Diese Entscheidung enthält keinen zur Veröffentlichung bestimmten Leitsatz.

Instanzenzug: LG Gera vom

Gründe

Das Landgericht hat den Angeklagten wegen Mordes zu einer lebenslangen Freiheitsstrafe verurteilt. Die auf die Verletzung materiellen Rechts gestützte Revision des Angeklagten hat Erfolg. Zu Unrecht ist das Landgericht auf der Grundlage der getroffenen Feststellungen vom Vorliegen von Mordmerkmalen ausgegangen.

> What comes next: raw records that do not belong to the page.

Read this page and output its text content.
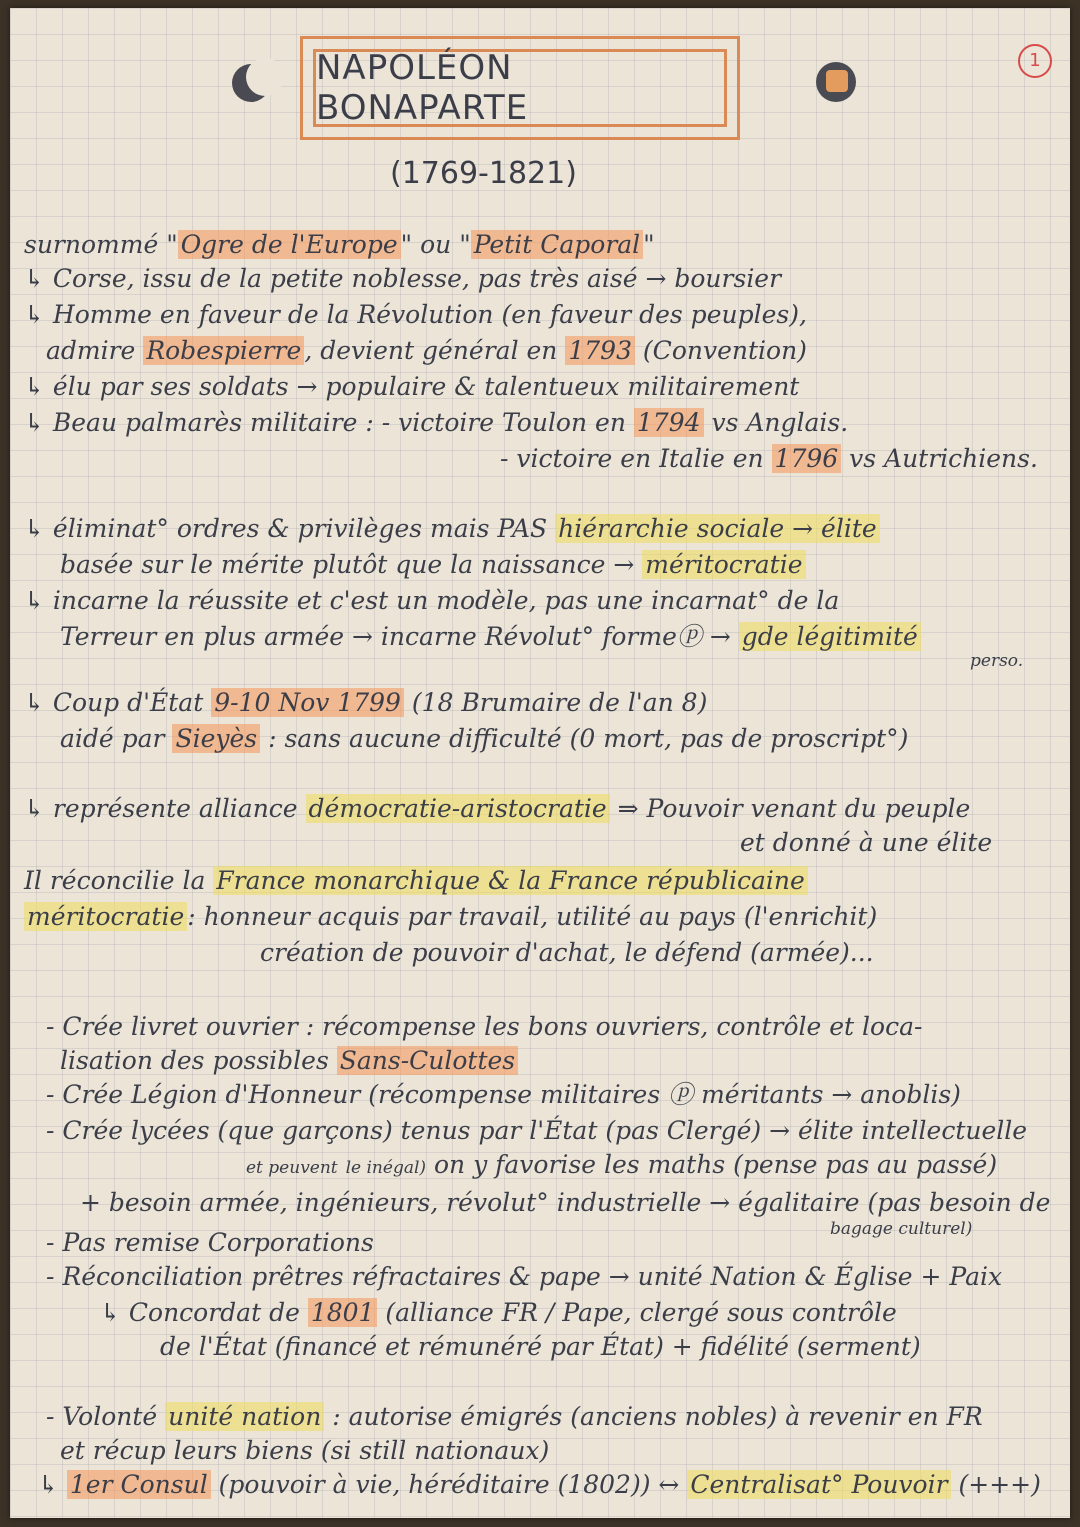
NAPOLÉON BONAPARTE
(1769-1821)
1
surnommé " Ogre de l'Europe " ou " Petit Caporal "
↳ Corse, issu de la petite noblesse, pas très aisé → boursier
↳ Homme en faveur de la Révolution (en faveur des peuples),
admire Robespierre , devient général en 1793 (Convention)
↳ élu par ses soldats → populaire & talentueux militairement
↳ Beau palmarès militaire : - victoire Toulon en 1794 vs Anglais.
- victoire en Italie en 1796 vs Autrichiens.
↳ éliminat° ordres & privilèges mais PAS hiérarchie sociale → élite
basée sur le mérite plutôt que la naissance → méritocratie
↳ incarne la réussite et c'est un modèle, pas une incarnat° de la
Terreur en plus armée → incarne Révolut° formeⓟ → gde légitimité
perso.
↳ Coup d'État 9-10 Nov 1799 (18 Brumaire de l'an 8)
aidé par Sieyès : sans aucune difficulté (0 mort, pas de proscript°)
↳ représente alliance démocratie-aristocratie ⇒ Pouvoir venant du peuple
et donné à une élite
Il réconcilie la France monarchique & la France républicaine
méritocratie : honneur acquis par travail, utilité au pays (l'enrichit)
création de pouvoir d'achat, le défend (armée)...
- Crée livret ouvrier : récompense les bons ouvriers, contrôle et loca-
lisation des possibles Sans-Culottes
- Crée Légion d'Honneur (récompense militaires ⓟ méritants → anoblis)
- Crée lycées (que garçons) tenus par l'État (pas Clergé) → élite intellectuelle
et peuvent le inégal) on y favorise les maths (pense pas au passé)
+ besoin armée, ingénieurs, révolut° industrielle → égalitaire (pas besoin de
bagage culturel)
- Pas remise Corporations
- Réconciliation prêtres réfractaires & pape → unité Nation & Église + Paix
↳ Concordat de 1801 (alliance FR / Pape, clergé sous contrôle
de l'État (financé et rémunéré par État) + fidélité (serment)
- Volonté unité nation : autorise émigrés (anciens nobles) à revenir en FR
et récup leurs biens (si still nationaux)
↳ 1er Consul (pouvoir à vie, héréditaire (1802)) ↔ Centralisat° Pouvoir (+++)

1. Die Annahme der Schwurgerichtskammer, der Angeklagte habe aus niedrigen Beweggründen gehandelt, wird von den Feststellungen nicht getragen. Das Landgericht hat bei der von ihm vorzunehmenden Gesamtwürdigung übersehen, dass der Angeklagte, der angesichts seines Hin- und Hergerissenseins zwischen zwei Frauen schon in der Vergangenheit mehrere Suizidversuche unternommen hatte, auch von Verzweiflung getrieben war und sich selbst im Anschluss an die Tötung seiner Ehefrau in ernsthaft suizidaler Absicht lebensgefährliche Verletzungen beigebracht hat. Dies durfte nicht unberücksichtigt bleiben, weil es die Bewertung der Kammer, der tief gekränkte und wütende Angeklagte habe allein aus verletzter Eitelkeit und verletztem Stolz gehandelt und damit krasse Selbstsucht offenbart, unvollständig erscheinen lässt. Ob angesichts dessen von nach allgemeiner sittlicher Anschauung als verachtenswert und auf tiefster Stufe stehenden Beweggründen des Angeklagten bei der Tötung ausgegangen werden kann, erscheint fraglich und bedarf deshalb erneuter umfassender tatrichterlicher Prüfung.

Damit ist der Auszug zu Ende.